Bug 431081

Summary: [RHEL4.6]: Under load, an i386 PV guest on i386 HV will hang during save/restore
Product: Red Hat Enterprise Linux 4 Reporter: Don Dutile (Red Hat) <ddutile>
Component: kernel-xenAssignee: Don Dutile (Red Hat) <ddutile>
Status: CLOSED ERRATA QA Contact: Martin Jenner <mjenner>
Severity: high Docs Contact:
Priority: high    
Version: 4.6CC: ddutile, ijc, xen-maint
Target Milestone: betaKeywords: Reopened
Target Release: ---   
Hardware: i386   
OS: Linux   
Whiteboard:
Fixed In Version: RHSA-2008-0665 Doc Type: Bug Fix
Doc Text:
Story Points: ---
Clone Of: Environment:
Last Closed: 2008-07-24 19:26:12 UTC Type: ---
Regression: --- Mount Type: ---
Documentation: --- CRM:
Verified Versions: Category: ---
oVirt Team: --- RHEL 7.3 requirements from Atomic Host:
Cloudforms Team: --- Target Upstream Version:
Embargoed:
Bug Depends On: 425471    
Bug Blocks:    
Attachments:
Description Flags
Posted attachment for 4.7 inclusion none

Description Don Dutile (Red Hat) 2008-01-31 16:58:09 UTC
+++ This bug was initially created as a clone of Bug #425471 +++

Description of problem:
My test environment is the following:

dom0: RHEL5.2 i686 kernel, 2.6.18-59.el5xen, 8GB memory, 4 physical CPUs, AMD Rev. F
domU: RHEL5.2 i686 kernel, 2.6.18-59.el5xen, 1GB memory, 4 vCPUs

Inside the domU, I run a kernel compile in a loop with "make -j5".
On the dom0, I run an "xm save <dom> /var/lib/xen/save/<dom>-save ; xm restore
/var/lib/xen/save/<dom>-save" in a loop.

After about 100 iterations of the above save/restore loop, the save will hang,
with the following messages in the domU console:

do_IRQ: stack overflow: 488
 [<c0406e3c>] <1>BUG: unable to handle kernel paging request at virtual address
35416001

(full stack trace is attached).  Note that with the same load, I do not see this
problem on x86_64.

-- Additional comment from clalance on 2007-12-14 16:24 EST --
Created an attachment (id=289491)
Full stack trace when the crash occurs


-- Additional comment from ijc.uk on 2008-01-18 11:36 EST --
I think we might be seeing similar on 2.6.18-53.1.4.el5 (plus fixes for the bugs
which we have reported against 5.1) when doing migration under load.

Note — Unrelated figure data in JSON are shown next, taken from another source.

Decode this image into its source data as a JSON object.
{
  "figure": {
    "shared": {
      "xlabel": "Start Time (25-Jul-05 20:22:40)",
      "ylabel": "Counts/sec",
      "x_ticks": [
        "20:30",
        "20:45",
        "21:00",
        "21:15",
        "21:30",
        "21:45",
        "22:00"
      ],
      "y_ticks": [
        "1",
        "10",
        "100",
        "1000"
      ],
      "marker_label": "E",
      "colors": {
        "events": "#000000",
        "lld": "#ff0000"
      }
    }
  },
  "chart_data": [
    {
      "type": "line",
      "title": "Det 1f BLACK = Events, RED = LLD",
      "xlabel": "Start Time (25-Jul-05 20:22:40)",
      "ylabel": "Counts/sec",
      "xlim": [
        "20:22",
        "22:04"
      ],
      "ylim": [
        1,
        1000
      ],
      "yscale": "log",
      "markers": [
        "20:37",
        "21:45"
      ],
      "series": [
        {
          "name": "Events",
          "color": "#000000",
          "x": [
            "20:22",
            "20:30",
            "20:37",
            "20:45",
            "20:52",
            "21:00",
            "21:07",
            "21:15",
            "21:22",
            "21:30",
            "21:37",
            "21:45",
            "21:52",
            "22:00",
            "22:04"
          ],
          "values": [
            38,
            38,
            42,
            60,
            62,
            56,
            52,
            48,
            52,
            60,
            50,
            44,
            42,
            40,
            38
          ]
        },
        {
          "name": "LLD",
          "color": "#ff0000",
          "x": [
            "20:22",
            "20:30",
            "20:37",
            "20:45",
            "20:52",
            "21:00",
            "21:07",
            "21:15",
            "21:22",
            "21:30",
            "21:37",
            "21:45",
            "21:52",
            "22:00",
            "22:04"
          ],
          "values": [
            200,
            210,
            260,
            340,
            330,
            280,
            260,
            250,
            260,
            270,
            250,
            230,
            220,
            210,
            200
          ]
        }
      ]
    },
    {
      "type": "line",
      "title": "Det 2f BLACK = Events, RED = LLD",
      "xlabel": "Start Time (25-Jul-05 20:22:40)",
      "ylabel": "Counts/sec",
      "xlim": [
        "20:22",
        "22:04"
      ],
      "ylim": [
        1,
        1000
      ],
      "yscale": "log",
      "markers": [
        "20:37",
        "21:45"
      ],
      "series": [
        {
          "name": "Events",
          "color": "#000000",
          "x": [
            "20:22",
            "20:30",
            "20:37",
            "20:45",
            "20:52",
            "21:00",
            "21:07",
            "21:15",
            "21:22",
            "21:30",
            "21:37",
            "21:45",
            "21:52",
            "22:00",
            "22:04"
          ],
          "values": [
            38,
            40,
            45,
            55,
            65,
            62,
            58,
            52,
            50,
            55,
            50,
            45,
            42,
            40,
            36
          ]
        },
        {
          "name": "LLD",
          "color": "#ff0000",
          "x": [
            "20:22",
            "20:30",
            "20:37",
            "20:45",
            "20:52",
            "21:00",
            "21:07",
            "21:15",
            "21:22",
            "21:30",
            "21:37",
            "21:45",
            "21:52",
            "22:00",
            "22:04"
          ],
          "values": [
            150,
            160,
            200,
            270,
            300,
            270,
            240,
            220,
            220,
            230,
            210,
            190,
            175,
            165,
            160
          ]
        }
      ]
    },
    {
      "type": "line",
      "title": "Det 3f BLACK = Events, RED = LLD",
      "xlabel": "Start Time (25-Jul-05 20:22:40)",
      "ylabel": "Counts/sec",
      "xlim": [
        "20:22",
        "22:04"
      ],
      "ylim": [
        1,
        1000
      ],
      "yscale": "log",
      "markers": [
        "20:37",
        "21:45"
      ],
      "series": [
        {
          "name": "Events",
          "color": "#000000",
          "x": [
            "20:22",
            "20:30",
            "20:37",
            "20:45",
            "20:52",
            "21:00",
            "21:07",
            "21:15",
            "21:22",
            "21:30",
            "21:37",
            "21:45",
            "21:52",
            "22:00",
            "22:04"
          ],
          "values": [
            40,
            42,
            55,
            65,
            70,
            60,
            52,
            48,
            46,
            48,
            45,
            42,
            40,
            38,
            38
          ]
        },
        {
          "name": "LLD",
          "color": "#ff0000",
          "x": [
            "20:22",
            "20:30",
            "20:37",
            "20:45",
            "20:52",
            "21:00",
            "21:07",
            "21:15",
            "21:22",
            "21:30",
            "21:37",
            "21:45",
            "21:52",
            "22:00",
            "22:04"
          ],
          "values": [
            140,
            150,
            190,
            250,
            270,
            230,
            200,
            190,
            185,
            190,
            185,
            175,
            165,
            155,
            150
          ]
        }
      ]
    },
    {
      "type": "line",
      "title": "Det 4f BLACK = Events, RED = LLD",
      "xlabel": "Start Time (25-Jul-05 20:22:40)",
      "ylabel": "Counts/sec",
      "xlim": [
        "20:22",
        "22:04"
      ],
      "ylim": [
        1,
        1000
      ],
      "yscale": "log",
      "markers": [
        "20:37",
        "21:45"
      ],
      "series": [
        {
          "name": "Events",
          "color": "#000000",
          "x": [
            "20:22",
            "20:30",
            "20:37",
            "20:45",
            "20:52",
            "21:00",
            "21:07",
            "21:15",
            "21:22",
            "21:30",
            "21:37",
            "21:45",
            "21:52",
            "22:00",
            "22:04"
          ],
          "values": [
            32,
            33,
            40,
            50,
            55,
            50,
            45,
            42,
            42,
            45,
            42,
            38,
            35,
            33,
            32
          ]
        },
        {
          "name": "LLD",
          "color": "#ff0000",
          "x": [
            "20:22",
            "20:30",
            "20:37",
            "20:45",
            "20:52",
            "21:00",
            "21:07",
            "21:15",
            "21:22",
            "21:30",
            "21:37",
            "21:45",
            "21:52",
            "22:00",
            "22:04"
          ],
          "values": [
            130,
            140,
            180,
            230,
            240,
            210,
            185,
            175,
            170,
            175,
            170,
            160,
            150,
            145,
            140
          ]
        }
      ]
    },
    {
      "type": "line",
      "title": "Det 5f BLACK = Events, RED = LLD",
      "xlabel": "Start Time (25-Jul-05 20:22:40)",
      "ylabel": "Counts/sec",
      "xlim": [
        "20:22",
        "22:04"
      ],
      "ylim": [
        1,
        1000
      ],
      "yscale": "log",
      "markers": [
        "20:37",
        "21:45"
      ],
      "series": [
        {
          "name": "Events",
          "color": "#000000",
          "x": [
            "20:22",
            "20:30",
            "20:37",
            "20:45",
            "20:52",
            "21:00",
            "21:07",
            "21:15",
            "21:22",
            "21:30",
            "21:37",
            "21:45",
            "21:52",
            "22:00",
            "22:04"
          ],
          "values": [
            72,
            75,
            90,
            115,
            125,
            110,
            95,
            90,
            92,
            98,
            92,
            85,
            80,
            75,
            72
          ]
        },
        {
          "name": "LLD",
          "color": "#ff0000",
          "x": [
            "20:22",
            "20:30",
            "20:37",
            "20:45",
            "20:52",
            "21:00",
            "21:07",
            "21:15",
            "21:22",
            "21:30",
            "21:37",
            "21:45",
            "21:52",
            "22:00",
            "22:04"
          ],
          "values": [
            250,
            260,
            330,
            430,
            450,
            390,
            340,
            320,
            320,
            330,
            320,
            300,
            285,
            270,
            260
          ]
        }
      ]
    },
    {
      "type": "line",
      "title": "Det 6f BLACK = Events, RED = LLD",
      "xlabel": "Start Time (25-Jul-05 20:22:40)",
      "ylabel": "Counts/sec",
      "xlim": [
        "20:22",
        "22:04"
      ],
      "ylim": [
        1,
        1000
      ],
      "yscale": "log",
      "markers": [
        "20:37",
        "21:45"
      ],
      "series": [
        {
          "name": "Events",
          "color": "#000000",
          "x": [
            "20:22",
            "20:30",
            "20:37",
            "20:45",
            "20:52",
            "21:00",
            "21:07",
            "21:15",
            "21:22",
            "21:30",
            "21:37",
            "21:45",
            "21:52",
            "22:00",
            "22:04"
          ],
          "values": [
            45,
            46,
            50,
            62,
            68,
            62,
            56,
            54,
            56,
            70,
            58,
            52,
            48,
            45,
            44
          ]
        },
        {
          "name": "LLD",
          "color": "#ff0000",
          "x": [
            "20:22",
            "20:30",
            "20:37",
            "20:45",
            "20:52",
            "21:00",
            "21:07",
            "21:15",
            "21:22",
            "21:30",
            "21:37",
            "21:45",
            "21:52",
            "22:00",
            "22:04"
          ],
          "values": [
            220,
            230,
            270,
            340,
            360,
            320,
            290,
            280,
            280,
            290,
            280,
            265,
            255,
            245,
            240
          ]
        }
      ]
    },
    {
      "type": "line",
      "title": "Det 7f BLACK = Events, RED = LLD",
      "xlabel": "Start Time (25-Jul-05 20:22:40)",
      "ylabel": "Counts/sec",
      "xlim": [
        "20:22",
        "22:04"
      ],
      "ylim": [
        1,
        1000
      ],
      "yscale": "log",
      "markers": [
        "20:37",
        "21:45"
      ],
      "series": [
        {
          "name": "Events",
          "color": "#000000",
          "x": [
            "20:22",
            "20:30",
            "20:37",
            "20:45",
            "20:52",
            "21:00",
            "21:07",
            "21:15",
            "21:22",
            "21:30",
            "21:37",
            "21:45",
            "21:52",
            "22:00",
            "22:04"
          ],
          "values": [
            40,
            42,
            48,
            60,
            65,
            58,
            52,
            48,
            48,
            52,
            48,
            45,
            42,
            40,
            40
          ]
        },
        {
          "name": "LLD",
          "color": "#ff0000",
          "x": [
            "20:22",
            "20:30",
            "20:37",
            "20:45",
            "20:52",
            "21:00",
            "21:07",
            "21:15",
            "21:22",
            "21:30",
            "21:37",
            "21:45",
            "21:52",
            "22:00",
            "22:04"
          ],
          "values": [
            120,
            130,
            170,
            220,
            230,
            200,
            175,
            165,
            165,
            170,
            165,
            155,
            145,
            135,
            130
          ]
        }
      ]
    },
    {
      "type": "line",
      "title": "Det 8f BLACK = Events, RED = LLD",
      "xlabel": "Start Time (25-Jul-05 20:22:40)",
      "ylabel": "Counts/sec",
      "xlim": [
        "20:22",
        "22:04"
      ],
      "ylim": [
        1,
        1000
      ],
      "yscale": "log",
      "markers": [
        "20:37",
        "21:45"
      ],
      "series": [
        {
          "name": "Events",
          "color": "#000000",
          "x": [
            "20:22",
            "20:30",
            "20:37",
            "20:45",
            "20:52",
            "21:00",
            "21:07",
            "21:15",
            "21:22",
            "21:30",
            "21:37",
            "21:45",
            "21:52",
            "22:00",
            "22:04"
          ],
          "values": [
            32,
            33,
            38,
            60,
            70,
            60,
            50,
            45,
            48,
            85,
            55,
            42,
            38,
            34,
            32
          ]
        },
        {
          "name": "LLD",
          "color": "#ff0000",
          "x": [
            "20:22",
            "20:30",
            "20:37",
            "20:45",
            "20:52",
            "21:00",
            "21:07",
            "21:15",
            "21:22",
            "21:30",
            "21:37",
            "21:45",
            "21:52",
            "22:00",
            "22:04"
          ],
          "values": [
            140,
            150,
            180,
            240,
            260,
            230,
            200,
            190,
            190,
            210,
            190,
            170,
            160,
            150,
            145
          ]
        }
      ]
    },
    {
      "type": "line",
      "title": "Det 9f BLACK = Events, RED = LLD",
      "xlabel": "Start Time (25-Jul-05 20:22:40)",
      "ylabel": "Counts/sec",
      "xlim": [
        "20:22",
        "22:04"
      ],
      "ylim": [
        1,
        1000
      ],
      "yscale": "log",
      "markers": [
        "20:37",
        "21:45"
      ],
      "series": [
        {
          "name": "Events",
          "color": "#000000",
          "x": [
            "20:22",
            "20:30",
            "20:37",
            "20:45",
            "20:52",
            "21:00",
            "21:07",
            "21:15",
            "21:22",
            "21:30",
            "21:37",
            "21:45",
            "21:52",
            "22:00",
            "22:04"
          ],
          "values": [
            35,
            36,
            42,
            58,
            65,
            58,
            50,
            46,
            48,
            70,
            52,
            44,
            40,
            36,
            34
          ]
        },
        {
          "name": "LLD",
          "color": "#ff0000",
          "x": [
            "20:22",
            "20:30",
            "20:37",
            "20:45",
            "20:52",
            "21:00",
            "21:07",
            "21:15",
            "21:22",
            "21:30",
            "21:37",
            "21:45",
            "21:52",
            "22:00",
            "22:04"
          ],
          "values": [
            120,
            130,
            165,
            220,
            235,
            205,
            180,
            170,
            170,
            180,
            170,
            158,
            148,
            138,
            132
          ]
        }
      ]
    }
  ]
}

Unfortunately either the dump_trace() code is buggy or our attempt to call it
causes us to really overflow so our backtrace is less useful than yours. I will
attach it anyway.

-- Additional comment from ijc.uk on 2008-01-18 11:37 EST --
Created an attachment (id=292173)
Another similar stack trace


-- Additional comment from ddutile on 2008-01-30 15:46 EST --
Created an attachment (id=293483)
vcpu-init stack overflow patch


-- Additional comment from ddutile on 2008-01-30 15:47 EST --
Ian,

Can you give the patch in #4 a try in your test scenario.
Seems to work for our test case (so far; test look exceeding 140 now; will let
it continue to run overnight...)

- Don

-- Additional comment from clalance on 2008-01-30 16:35 EST --
The patch attached here looks like it will work, because __cpu_up() is
serialized in the common kernel/cpu.c code.  That being said, it looks like
upstream LKML xen went a different way, and just used some kzalloc() memory in
arch/x86/xen/smp.c (their equivalent to drivers/xen/core/smpboot.c).  There's no
real changeset to point to; it was merged into Linus's tree that way.  Anyway,
just thought I'd point this out, since this way has some additional upstream
testing behind it.

Chris Lalancette

-- Additional comment from ddutile on 2008-01-30 17:09 EST --
Created an attachment (id=293499)
Updated/new patch based on LKML version; note: used kmalloc & memset so it
works on older linux versions.


-- Additional comment from ddutile on 2008-01-30 17:25 EST --
Created an attachment (id=293504)
oops... last patch had incorrect memset;  caught it before starting overnight
test..... nothing like exchanging one stack overflow for a stack trashing! ;-)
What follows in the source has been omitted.